Nell’Ottocento, il “cancelliere di ferro” il prussiano Otto Bismarck, uno degli uomini più potenti del secolo, aveva azzardato una previsione: che all’Italia spettasse di giocare un ruolo importante nel Mediterraneo. Ma nella sua visione, questa tendenza al Mediterraneo dell’Italia avrebbe portato la penisola a scontrarsi prima o poi con la Francia, sua naturale rivale. Purtroppo la previsione di Bismarck si avverò e i disegni italiani volti a giocare un ruolo nel contesto mediterraneo si rivelarono velleitari e, in definitiva, inadeguati: sia a causa della scarsità di mezzi finanziari dei vari governi italiani, sia per i il forte ridimensionamento che l’Italia registrò all’indomani della seconda Guerra Mondiale, sia perché, come affrontato altrove in questo blog, l’Italia non seppe scommettere abbastanza sul proprio mare e sulla proiezione culturale che quel mare gli avrebbe di diritto assegnato.

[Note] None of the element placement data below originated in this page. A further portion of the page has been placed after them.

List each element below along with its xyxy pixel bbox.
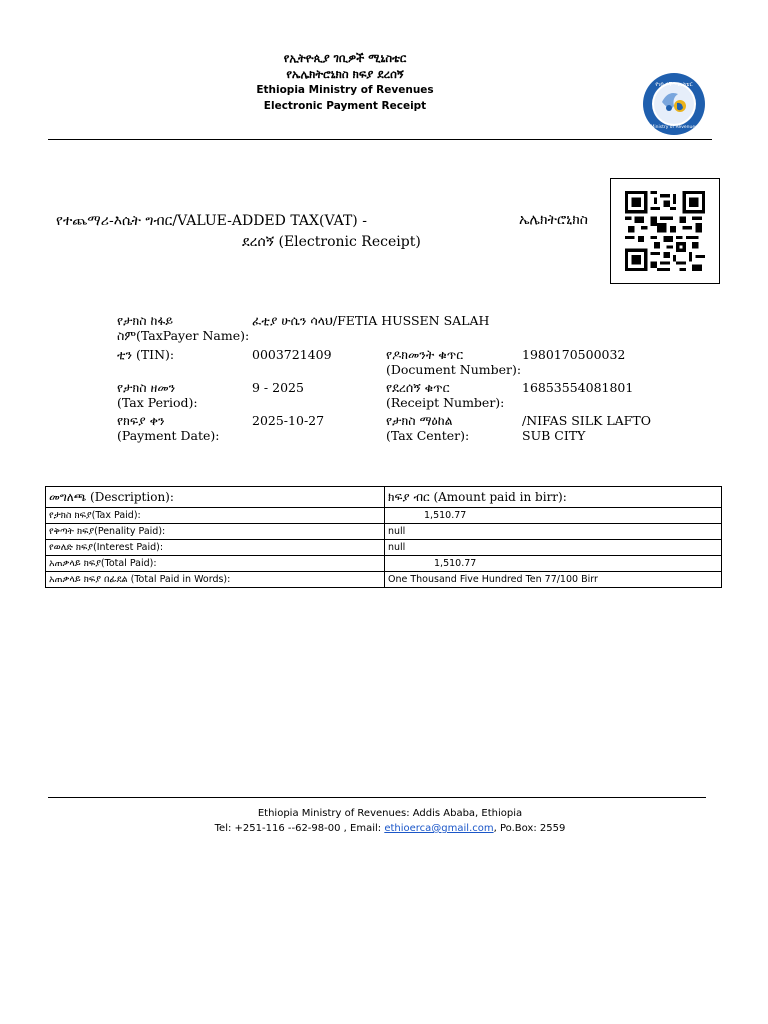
tax-period-label: የታክስ ዘመን (Tax Period): [117,380,198,410]
footer [100,806,680,836]
ministry-name-amharic: የኢትዮጲያ ገቢዎች ሚኒስቴር [283,51,407,65]
taxpayer-name-value: ፈቲያ ሁሴን ሳላህ/FETIA HUSSEN SALAH [252,313,490,328]
ministry-logo [642,72,706,136]
row-value: null [385,524,722,540]
footer-address: Ethiopia Ministry of Revenues: Addis Ababa, Ethiopia [257,808,523,819]
payment-date-value: 2025-10-27 [252,413,325,428]
amount-header: ክፍያ ብር (Amount paid in birr): [385,487,722,508]
row-label: የቅጣት ክፍያ(Penality Paid): [46,524,385,540]
qr-code [610,178,720,284]
qr-code-icon [625,191,705,271]
tin-label: ቲን (TIN): [117,347,175,362]
table-row [46,556,722,572]
row-label: የታክስ ክፍያ(Tax Paid): [46,508,385,524]
receipt-title-line2: ደረሰኝ (Electronic Receipt) [242,234,421,250]
row-value: 1,510.77 [385,508,722,524]
header-divider [48,139,712,140]
table-row [46,572,722,588]
email-link[interactable]: ethioerca@gmail.com [384,823,494,834]
payment-table [45,486,722,588]
row-value: null [385,540,722,556]
tax-period-value: 9 - 2025 [252,380,304,395]
receipt-type-amharic: የኤሌክትሮኒክስ ክፍያ ደረሰኝ [286,67,404,81]
document-number-label: የዶክመንት ቁጥር (Document Number): [386,347,522,377]
receipt-title: የተጨማሪ-እሴት ግብር/VALUE-ADDED TAX(VAT) - [56,213,367,229]
row-label: የወለድ ክፍያ(Interest Paid): [46,540,385,556]
row-label: አጠቃላይ ክፍያ(Total Paid): [46,556,385,572]
receipt-type-english: Electronic Payment Receipt [263,100,427,112]
tax-center-label: የታክስ ማዕከል (Tax Center): [386,413,470,443]
row-value: 1,510.77 [385,556,722,572]
receipt-header [200,50,490,114]
row-value: One Thousand Five Hundred Ten 77/100 Birr [385,572,722,588]
table-row [46,508,722,524]
tax-center-value: /NIFAS SILK LAFTO SUB CITY [522,413,651,443]
footer-contact: Tel: +251-116 --62-98-00 , Email: ethioerca@gmail.com, Po.Box: 2559 [214,823,566,834]
footer-divider [48,797,706,798]
table-header-row [46,487,722,508]
svg-text:Ministry of Revenues: Ministry of Revenues [650,125,698,130]
receipt-number-value: 16853554081801 [522,380,634,395]
payment-date-label: የክፍያ ቀን (Payment Date): [117,413,220,443]
row-label: አጠቃላይ ክፍያ በፊደል (Total Paid in Words): [46,572,385,588]
tin-value: 0003721409 [252,347,332,362]
document-number-value: 1980170500032 [522,347,626,362]
receipt-title-suffix: ኤሌክትሮኒክስ [519,212,589,228]
table-row [46,524,722,540]
receipt-number-label: የደረሰኝ ቁጥር (Receipt Number): [386,380,505,410]
taxpayer-name-label: የታክስ ከፋይ ስም(TaxPayer Name): [117,313,250,343]
description-header: መግለጫ (Description): [46,487,385,508]
svg-text:የገቢዎች ሚኒስቴር: የገቢዎች ሚኒስቴር [655,82,693,88]
table-row [46,540,722,556]
ministry-name-english: Ethiopia Ministry of Revenues [256,84,434,96]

E qui la questione si sposta dalla Storia alla Politica. L’Italia, se per qualche tempo poté aspirare ad essere annoverata fra le potenze mediterranee, in realtà non lo divenne mai del tutto. E anzi, specialmente nel periodo imperialistico, dovette inghiottire il boccone amaro della definizione che i detrattori gli cucirono addosso: «la più piccola delle grandi potenze“.

Cercando ora di sintetizzare con uno sguardo d’insieme le varie ondate di emigrazione italiana nel Mediterraneo, si può constatare intanto la dimensione composita delle sue colonie: si tratta di individui giunti in diverse epoche, spinti da motivazioni ed esigenze molto diverse fra loro. Nelle città più importanti del Medio Oriente (Alessandria, Istanbul, Smirne) da tempo immemorabile resisteva una presenza italiana: per capirci, fin dai tempi delle Repubbliche Marinare.

Con l’intensificarsi degli scambi commerciali nell’Ottocento arrivarono poi ingegneri, quadri specializzati, operai, artigiani, impiegati nella costruzione di strade, porti, ferrovie. Anche nel Maghreb si erano registrate antiche presenze italiche, rese possibili dalla vicinanza geografica o causate dalle guerre e da motivi politici (come la mini diaspora degli ebrei livornesi a Tunisi) o più semplicemente dall’esodo di manodopera a bassa specializzazione che i braccianti siciliani offrivano al Protettorato francese di Tunisia, autoproclamatosi nel 1881.

Le statistiche disponibili sono abbastanza lacunose e spesso, se confrontate con quelle francesi, non combaciano. A fino Ottocento, in Turchia, il numero degli italiani si avvicinò verosimilmente alle 30 mila unità, con rilevanti presenze a Istanbul (12-14 mila), Smirne (6-7 mila), Salonicco in Grecia (2-3 mila). In Egitto arrivarono a essere più di 40 mila, localizzati soprattutto ad Alessandria, dove se ne contarono 25 mila, e al Cairo (13 mila). In Algeria nel 1881, la colonia italiana raggiunse le 33 mila unità, composta principalmente da presenze scarsamente qualificate. I mestieri esercitati da questi emigrati erano per lo più umili e faticosi: costruzioni ferroviarie e navali, pesca e manovalanza varia. Anche in Marocco gli italiani oscillavano intorno alle 10 mila unità. Ma la presenza di gran lunga più rilevante si registrò in Tunisia. Qui gli italiani, secondo alcuni dati, arrivarono ai primi del Novecento a superare le 100 mila unità.